51 pages • 1-hour read
Tom ClancyA modern alternative to SparkNotes and CliffsNotes, SuperSummary offers high-quality Study Guides with detailed chapter summaries and analysis of major themes, characters, and more.
Content Warning: This section of the guide includes discussion of graphic violence and death.
The term “druggie” appears 48 times in the novel as a recurring motif related to The Destructive Power of Drugs and the Drug Trade. The universal disdain for people with substance abuse disorders within the novel reflects the outdated perspective of the book’s publication in the late 20th century. At that time, many Americans saw drug use and dependency as a moral failing, rather than a medical issue often linked to genetics and socioeconomic circumstances.
The novel suggests that Alabama prosecutors pursue the death penalty for Jesús Castillo and Ramón Capati, the men caught by the crew of the Panache, because they know that “frying some druggie-pirate-rapist-murderers would surely appeal to the citizens of the sovereign state of Alabama” (165). The use of the multi-hyphenate term criminalizes drug use and suggests that an American citizen might consider drug use as valid a reason to execute someone as rape or murder. The novel’s use of the word “druggie” also reflects the dehumanizing rhetoric common at the time of the novel’s publication.
After watching six cartel soldiers smoke marijuana, then accidentally trigger a booby trap, Chavez reflects that “even for druggies […] it was a bad way out” (297). This suggests that Chavez does not see the men as fully human. Later, another American soldier celebrates the fact that he “bagged us another druggie” (455). The use of hunting terminology suggests that, like Chavez, this soldier does not see people with substance dependencies as people.
The President of the United States is never named in Clear and Present Danger, and is referred to only by his title or his code name, “Wrangler.” Maintaining the anonymity of the president is a narrative decision that allows Clancy to focus the novel on figures who are not globally famous but are nevertheless important, like covert operations soldier Domingo Chavez and CIA intelligence officer John Clark. Although citizens within the novel would likely attribute any military action to the president, Clancy instead suggests that world crises are navigated by people working behind the scenes.

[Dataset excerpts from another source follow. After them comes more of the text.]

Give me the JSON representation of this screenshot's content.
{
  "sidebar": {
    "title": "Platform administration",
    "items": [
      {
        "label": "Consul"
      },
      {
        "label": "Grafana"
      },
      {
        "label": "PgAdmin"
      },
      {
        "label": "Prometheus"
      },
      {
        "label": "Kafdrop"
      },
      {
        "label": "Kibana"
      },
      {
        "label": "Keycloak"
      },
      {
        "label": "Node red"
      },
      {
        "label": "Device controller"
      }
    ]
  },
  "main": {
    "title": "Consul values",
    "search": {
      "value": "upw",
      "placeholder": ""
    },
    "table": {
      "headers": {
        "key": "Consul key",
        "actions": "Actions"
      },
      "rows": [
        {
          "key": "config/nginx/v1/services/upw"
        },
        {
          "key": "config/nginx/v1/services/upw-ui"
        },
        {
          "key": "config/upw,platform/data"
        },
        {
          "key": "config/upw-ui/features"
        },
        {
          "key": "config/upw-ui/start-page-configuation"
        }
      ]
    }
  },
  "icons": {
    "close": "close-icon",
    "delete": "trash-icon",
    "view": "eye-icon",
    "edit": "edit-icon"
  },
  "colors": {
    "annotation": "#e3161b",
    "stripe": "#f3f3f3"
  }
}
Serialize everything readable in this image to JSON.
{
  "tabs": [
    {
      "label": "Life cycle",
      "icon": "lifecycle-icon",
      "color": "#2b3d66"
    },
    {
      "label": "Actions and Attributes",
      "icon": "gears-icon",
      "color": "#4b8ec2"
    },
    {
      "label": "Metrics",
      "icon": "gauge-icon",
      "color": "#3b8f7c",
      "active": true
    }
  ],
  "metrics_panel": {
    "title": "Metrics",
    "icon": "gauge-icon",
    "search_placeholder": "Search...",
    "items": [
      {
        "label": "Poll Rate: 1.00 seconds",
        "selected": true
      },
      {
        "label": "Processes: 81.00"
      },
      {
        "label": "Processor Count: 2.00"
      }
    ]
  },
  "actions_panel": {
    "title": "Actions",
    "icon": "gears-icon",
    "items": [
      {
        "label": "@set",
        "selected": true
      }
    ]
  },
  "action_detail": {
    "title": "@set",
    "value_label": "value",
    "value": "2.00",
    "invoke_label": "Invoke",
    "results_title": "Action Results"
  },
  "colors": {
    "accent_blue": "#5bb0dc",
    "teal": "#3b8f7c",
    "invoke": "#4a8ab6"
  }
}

Refusing to name the president also transforms him from a fictional individual, like Jack Ryan, to a symbolic figurehead standing in for all American presidents. As a result, Wrangler’s personal corruption becomes a manifestation for presidential misconduct in general. In the opening chapter, Clancy describes the Oval Office as “a room in which was focused and from which emanated the ultimate power of the most powerful nation in the history of civilization” (17). This description of the Oval Office explicitly figures the President as a symbol of the United States’ power, rather than as an individual person. The reduction of the President to a figurehead reflects the novel’s thematic interest in abuse of power in government.
Throughout Clear and Present Danger, characters defer to the need-to-know system of intelligence standard in the United States military. This system appears as a recurring motif related to the novel’s military setting. The novel suggests that the hierarchy and intelligence restrictions at the heart of the American military may cause more problems than they solve. As Chavez explains, “the whole point to an Army, probably, was that what it did make sense to someone” (126). Chavez takes comfort in the fact that “even if what he was doing didn’t make much sense to him—a frequent occurrence for soldiers—it did make sense to somebody” (126). These passages suggest that American soldiers often go into battle without truly understanding what they are fighting for.
The death of Captain Ramirez and nearly a dozen other SHOWBOAT troops suggests that there are tangible risks to the military’s need-to-know restrictions. Although Captain Ramirez knows more than his troops, they are united in their “ignorance of the real situation” in Colombia (296), and of the forces responsible in Washington. As a result of Ramirez’s belief in the necessity of the Army hierarchy, “he’d allowed himself to be lulled in the complacency that assumed whoever generated the orders knew what the hell he was doing” (351). Ultimately the novel suggests that this complacency allows the cartel forces to ambush his troops, killing nearly a dozen people. The flaw of this system, as Jack Ryan notes, is that “sometimes security is so tight that people who might have had something important to offer were left out of the picture” (217).